Why Classical Christian Education?

Owen Strachan (2013) wrote an article in The American Spectator entitled “Why Classical Schools Just Might Save America” that proposed those who “value truth, morality, the unfettered pursuit of life, liberty, and happiness, and the Western Canon "should look to the Classical Christian education movement with its “study of Latin and Greek, the development of analytical and critical faculties (over against a narrowly defined body of facts),” as “exactly what is missing from the modern American public school” (para. 4).

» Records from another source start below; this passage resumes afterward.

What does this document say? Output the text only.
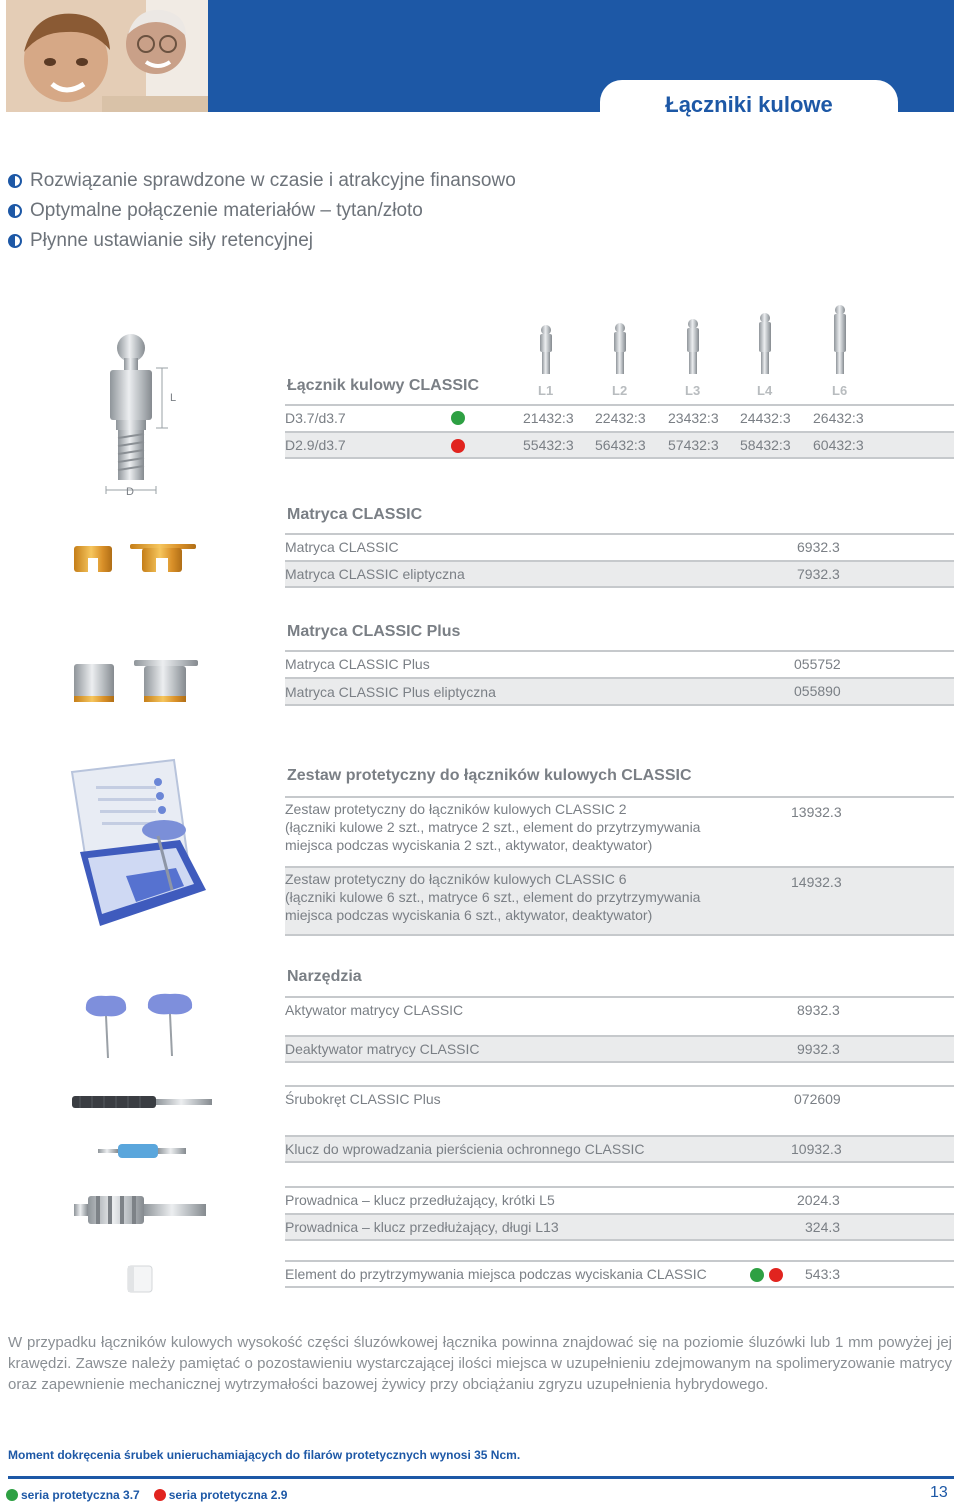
Łączniki kulowe
Rozwiązanie sprawdzone w czasie i atrakcyjne finansowo
Optymalne połączenie materiałów – tytan/złoto
Płynne ustawianie siły retencyjnej
L
D
Łącznik kulowy CLASSIC	L1	L2	L3	L4	L6
D3.7/d3.7	21432:3 22432:3 23432:3 24432:3 26432:3
D2.9/d3.7	55432:3 56432:3 57432:3 58432:3 60432:3
Matryca CLASSIC
Matryca CLASSIC	6932.3
Matryca CLASSIC eliptyczna	7932.3
Matryca CLASSIC Plus
Matryca CLASSIC Plus	055752
Matryca CLASSIC Plus eliptyczna	055890
Zestaw protetyczny do łączników kulowych CLASSIC
Zestaw protetyczny do łączników kulowych CLASSIC 2
(łączniki kulowe 2 szt., matryce 2 szt., element do przytrzymywania
miejsca podczas wyciskania 2 szt., aktywator, deaktywator)
13932.3
Zestaw protetyczny do łączników kulowych CLASSIC 6
(łączniki kulowe 6 szt., matryce 6 szt., element do przytrzymywania
miejsca podczas wyciskania 6 szt., aktywator, deaktywator)
14932.3
Narzędzia
Aktywator matrycy CLASSIC	8932.3
Deaktywator matrycy CLASSIC	9932.3
Śrubokręt CLASSIC Plus	072609
Klucz do wprowadzania pierścienia ochronnego CLASSIC	10932.3
Prowadnica – klucz przedłużający, krótki L5	2024.3
Prowadnica – klucz przedłużający, długi L13	324.3
Element do przytrzymywania miejsca podczas wyciskania CLASSIC	543:3
W przypadku łączników kulowych wysokość części śluzówkowej łącznika powinna znajdować się na poziomie śluzówki lub 1 mm powyżej jej krawędzi. Zawsze należy pamiętać o pozostawieniu wystarczającej ilości miejsca w uzupełnieniu zdejmowanym na spolimeryzowanie matrycy oraz zapewnienie mechanicznej wytrzymałości bazowej żywicy przy obciążaniu zgryzu uzupełnienia hybrydowego.
Moment dokręcenia śrubek unieruchamiających do filarów protetycznych wynosi 35 Ncm.
seria protetyczna 3.7 seria protetyczna 2.9	13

While the Classical Christian education movement looks back to the Trivium method of Greco-Roman education, it also incorporates more modern understandings of child development as espoused by Piaget (1976). The ACCS’ Classical Christian philosophy is based in part on a definition of "Classical" drawn from Sayers’ (1947) essay, and Wilson’s (1991) book Recovering the Lost Tools of Learning. The Classical Christian methodology assumes students move through developmental stages in three broadly defined categories correlated to the Trivium, which were renamed by way of illustration in Sayers’ essay (1947). What Sayers called the Poll-parrot stage, in which young children like to memorize and chant various bits of information, coincides with the Grammar stage of the Trivium (Association of Classical and Christian Schools, 2001). As children grow into their pre-teen and early teens, they become more argumentative and questioning; this is what Sayers called the Pert stage, and coincides with the middle school years and the Dialectic or Logic stage of the Trivium, according to the ACCS, (2001). In their mid to late teens, children are more vocal and expressive; this is termed the Poetic stage by Sayers, labeled the Rhetoric stage of the Trivium and coincides with the high school years (Association of Classical and Christian Schools, 2001).

The purpose of education from the Classical Christian theoretical framework encompasses how to learn, when and what content is to be learned as well as the worldview from which to interpret and apply all knowledge (Association of Classical and Christian Schools, 2012).